Anti-piracy in video games is a funny thing. Every major publisher seems to know that they’re effectively just putting up a temporary roadblock. Whether it’s days, weeks, or months*, the DRM will inevitably be circumvented and the game will be cracked.
Far Cry 5 is the latest big game to get the pirate treatment, who managed to bypass a messy amount of security provided by Denuvo, EAC, and VMProtect in just under nineteen days. For reference, AC Origins took three months in total before its security was bypassed.
CPY are responsible for the crack, having shared their progress on the /r/crackwatch subreddit. Apparently it wasn’t that hard, either, even with the latest DRM protection applied to the game.
There’s got to to be a better solution for the industry than Denuvo, which is almost universally maligned for affecting game performance and effectively penalising those who actually paid for the game. Denuvo just isn’t good enough.

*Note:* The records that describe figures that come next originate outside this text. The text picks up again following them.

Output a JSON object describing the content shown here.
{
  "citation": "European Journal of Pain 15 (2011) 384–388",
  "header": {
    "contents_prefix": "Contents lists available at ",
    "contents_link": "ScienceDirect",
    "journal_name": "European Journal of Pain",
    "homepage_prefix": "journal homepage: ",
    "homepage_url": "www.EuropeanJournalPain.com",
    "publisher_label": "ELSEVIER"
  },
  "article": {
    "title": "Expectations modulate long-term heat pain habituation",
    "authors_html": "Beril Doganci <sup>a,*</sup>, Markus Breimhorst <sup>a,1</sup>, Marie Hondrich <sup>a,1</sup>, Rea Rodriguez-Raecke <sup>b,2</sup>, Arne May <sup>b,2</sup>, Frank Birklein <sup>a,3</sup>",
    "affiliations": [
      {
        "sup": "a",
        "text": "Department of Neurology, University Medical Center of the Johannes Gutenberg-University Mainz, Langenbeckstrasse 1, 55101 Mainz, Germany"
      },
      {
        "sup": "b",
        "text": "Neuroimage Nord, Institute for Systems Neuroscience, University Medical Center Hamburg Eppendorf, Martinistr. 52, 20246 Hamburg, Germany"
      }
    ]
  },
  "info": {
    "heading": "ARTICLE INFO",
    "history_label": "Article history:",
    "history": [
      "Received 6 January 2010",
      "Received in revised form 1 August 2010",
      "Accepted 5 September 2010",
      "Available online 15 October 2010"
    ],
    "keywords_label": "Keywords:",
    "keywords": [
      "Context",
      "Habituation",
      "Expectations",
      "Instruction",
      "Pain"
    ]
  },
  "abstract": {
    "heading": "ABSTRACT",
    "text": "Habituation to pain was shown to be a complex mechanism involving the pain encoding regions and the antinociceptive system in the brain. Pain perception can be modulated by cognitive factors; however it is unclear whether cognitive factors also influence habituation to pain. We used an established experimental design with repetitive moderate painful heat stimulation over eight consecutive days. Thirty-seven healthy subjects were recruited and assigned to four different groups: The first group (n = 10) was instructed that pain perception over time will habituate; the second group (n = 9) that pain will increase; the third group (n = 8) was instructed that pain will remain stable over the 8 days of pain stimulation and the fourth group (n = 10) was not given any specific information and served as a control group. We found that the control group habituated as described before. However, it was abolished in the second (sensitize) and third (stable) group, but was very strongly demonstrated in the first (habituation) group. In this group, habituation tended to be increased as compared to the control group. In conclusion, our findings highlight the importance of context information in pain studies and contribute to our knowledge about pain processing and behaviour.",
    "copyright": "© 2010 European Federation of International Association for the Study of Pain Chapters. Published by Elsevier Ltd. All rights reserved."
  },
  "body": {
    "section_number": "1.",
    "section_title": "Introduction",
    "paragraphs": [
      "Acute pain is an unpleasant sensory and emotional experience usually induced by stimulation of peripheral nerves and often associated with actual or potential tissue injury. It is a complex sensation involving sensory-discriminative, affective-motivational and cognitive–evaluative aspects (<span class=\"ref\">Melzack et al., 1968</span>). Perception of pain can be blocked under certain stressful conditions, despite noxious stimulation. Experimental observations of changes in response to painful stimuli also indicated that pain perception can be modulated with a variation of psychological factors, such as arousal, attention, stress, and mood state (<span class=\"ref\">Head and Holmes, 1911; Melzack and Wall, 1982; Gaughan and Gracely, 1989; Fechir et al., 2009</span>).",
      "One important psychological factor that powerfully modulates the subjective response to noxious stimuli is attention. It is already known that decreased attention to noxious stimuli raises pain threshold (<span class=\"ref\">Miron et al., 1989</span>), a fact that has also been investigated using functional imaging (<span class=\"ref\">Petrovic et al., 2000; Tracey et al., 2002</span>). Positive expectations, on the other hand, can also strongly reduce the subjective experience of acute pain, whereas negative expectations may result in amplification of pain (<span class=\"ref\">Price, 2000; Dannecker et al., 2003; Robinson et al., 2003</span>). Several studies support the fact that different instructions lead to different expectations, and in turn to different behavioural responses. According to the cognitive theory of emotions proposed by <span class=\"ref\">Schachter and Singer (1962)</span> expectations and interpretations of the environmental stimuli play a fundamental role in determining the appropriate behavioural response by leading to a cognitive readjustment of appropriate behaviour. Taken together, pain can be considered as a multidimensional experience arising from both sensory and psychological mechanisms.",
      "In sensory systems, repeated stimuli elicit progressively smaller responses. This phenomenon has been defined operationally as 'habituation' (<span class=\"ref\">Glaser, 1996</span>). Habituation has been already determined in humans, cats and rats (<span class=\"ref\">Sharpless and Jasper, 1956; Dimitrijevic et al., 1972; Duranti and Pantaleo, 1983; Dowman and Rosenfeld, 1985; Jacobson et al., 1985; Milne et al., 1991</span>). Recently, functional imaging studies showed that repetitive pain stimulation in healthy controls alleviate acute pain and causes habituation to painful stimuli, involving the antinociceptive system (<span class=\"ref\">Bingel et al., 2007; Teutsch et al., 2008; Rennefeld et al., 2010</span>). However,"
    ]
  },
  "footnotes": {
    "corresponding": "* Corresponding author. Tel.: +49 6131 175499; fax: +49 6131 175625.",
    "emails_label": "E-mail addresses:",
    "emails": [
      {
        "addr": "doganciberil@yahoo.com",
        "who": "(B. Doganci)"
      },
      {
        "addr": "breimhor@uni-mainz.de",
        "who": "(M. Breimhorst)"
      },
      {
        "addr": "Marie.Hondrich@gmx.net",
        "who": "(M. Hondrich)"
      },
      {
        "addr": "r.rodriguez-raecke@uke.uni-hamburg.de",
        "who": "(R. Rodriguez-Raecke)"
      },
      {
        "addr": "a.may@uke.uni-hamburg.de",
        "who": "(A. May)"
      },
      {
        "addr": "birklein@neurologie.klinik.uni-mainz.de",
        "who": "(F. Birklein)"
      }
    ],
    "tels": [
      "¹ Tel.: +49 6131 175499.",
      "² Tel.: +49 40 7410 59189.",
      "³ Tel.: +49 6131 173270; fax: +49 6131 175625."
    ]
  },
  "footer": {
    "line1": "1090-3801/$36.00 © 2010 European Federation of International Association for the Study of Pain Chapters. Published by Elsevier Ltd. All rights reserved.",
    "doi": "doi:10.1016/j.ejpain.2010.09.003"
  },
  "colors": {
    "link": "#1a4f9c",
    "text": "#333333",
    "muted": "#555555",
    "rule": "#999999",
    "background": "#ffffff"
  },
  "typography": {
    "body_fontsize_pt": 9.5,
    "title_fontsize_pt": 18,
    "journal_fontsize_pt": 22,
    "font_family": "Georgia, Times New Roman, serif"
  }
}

Ubisoft will no doubt be disappointed to see their protection effectively be destroyed in less time than the hopeful window of a month, but Far Cry 5 is a pretty big seller as is. I reviewed it at its time of release and had a whale of a time, though it definitely wasn’t perfect:
“When it’s at its best, Far Cry 5 shows glimmers of being the fullest, most enjoyable game in the franchise to date. The gunplay is as meaty and satisfying as it’s always been and the promotion of exploration has never been more keenly felt — anyone who’s ever enjoyed a Far Cry game will likely feel right at home here. It isn’t without its faults -some glaring, some admissible- but when you compile everything Far Cry 5 is and could become in the future with its Arcade, it’s a scintillating package.”